Oneal laughed, and we went to the cashier, where I paid for Snuffy and the staff offered to remove him from the packaging. Even they could tell I wasn’t putting him down! He’s been sleeping beside me since then.
I guess that makes him our child’s first stuffed animal!
A few days ago, I went to White Space on Katipunan for pre-natal yoga. Our friend Paul treated me to a private session, with Teacher Eena, which I thoroughly enjoyed. I was so happy with the exertion, the stretching, and the meditation.
Towards the end of the session, Teacher Eena positioned me in a sort of swastika on the floor. I was lying on my left side, my left arm bent downward at 90 degrees. My right arm was on a pillow beside me, bent upwards at 90 degrees. My left leg was bent at the knee, while my right was bent at the hip and the knee. I lay there peacefully, my eyes closed, and Teacher Eena’s soft and calming voice led me in meditation.
She told me to imagine a door, to visualize it, to make it look like anything I wanted. I imagined a green wooden door, perhaps a little weathered, the paint worn in parts, I imagined a brass door knob.
Then she told me to open the door, and to see my little baby inside. I imagined Lil Ass-Kicker as a little cartoon baby, hair disheveled, face lit up with a smile. I imagined laughter and play, and I felt a few tears fall to the pillow underneath my face.

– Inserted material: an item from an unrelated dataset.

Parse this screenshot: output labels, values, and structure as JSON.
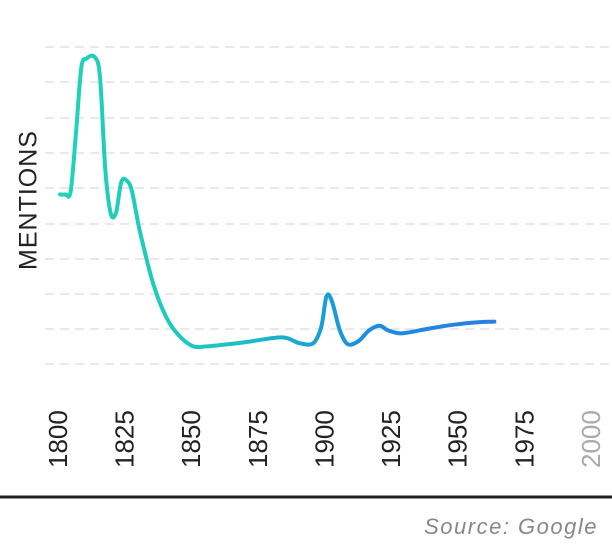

“I’ll see you soon,” I told my child silently.
Songs for the Child
I was driving to the grocery yesterday, and I was listening to the radio when this song came on:
I was in high school when this was released, and I loved it then. I still knew all the words, and I sang along loudly in the solitude of Dad’s car. And as I heard the words, I thought about how these are things I’d like to tell my child. And I got a little weepy.
Later, maybe on the way home, I heard another song. I thought it was Natasha Bedingfield, but it turned out to be Selena Gomez’s “Who Says”! I wasn’t sure if I’d heard the song before, but it sounded like something from a shampoo commercial.
Then I heard the chorus a few times, and I thought about how we were going to have a perfect, beautiful child.
Who says, who says you’re not perfect?
Who says you’re not worth it?
Who says you’re the only one that’s hurtin’?
Trust me, that’s the price of beauty
Who says you’re not pretty?
Who says you’re not beautiful?
And I got really weepy. Dammit!
So yeah, I expect to get worse as my pregnancy progresses. Good thing Oneal is used to me and my insta-tears.